European stocks joined a rally on Wall Street and Asia as investors caught signs that the spread of the coronavirus in some hot spots may be slowing.
In London, Paris and Frankfurt, stocks rose about 3% after a 7.7% rise in the New York Dow Jones index.
“Equities continue to rise as news from key countries like Spain and Italy remains positive,” said IG analyst Chris Beauchamp.
Pound and oil prices also edged up.
In the UK, travel, tourism and entertainment companies were among the biggest winners. Carnival jumped 23%, while Easyjet increased 20%. British Airways owner IAG increased 12%.
In the early afternoon, 17 FTSE 100 companies were trading more than 10%.
The FTSE 250, considered more representative of the British economy, traded more than 5%.
Meanwhile, oil stocks also rose slightly, with traders expecting the end of a price war between Russia and Saudi Arabia.
Investor sentiment was boosted by news that the death toll in Spain, which was hit hard by the coronavirus pandemic, had dropped for the fourth consecutive day, a sign that the country may have reached its peak.
There has also been a slowdown in new infections in Italy, also ravaged by the virus. The news that some countries, including Austria and Denmark, have taken small steps to loosen their locks has also contributed to confidence.

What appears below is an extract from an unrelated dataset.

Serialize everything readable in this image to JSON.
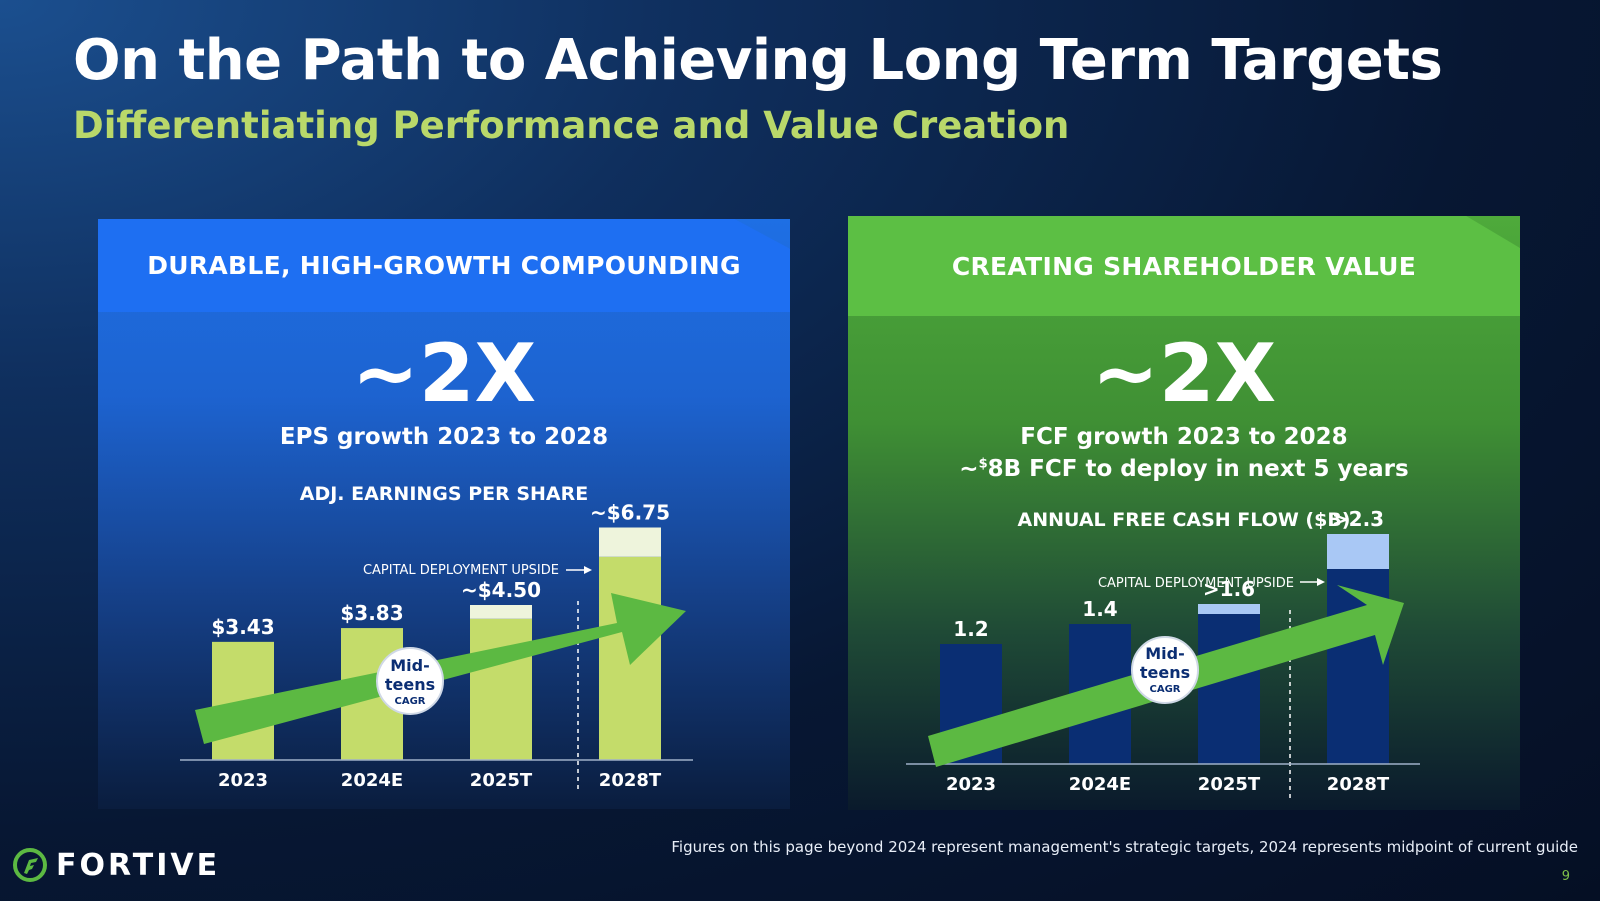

“Investors are responding to indications that foreclosures in the United Kingdom, the United States and Europe are starting to” smooth out the “coronavirus infection and death curve,” said Russ Mold, chief investment officer at AJ Bell.
However, he added, “Market relief should only last for so long, and attention will soon turn to how countries intend to break out of the current containment measures that actually pushed the button. world economy break. “
Despite gains on Monday and Tuesday, the FTSE 100 is still down 25% from its highest level in January, before the pandemic resulted in closings across Europe and the United States.
Added to the positive financial news are additional measures to support the economies, including a $ 1 trillion package in Japan and measures taken by the central bank in China.
And with ink barely dry on a $ 2 trillion bailout package passed by Congress last month, Donald Trump said he was in favor of another massive spending program, this time targeting capital projects. infrastructure.
There are also reports that EU leaders are close to a bailout for the countries most affected by the pandemic.
EU finance ministers are scheduled to hold a video conference on Tuesday evening when they agree to use the euro 443 billion bailout fund.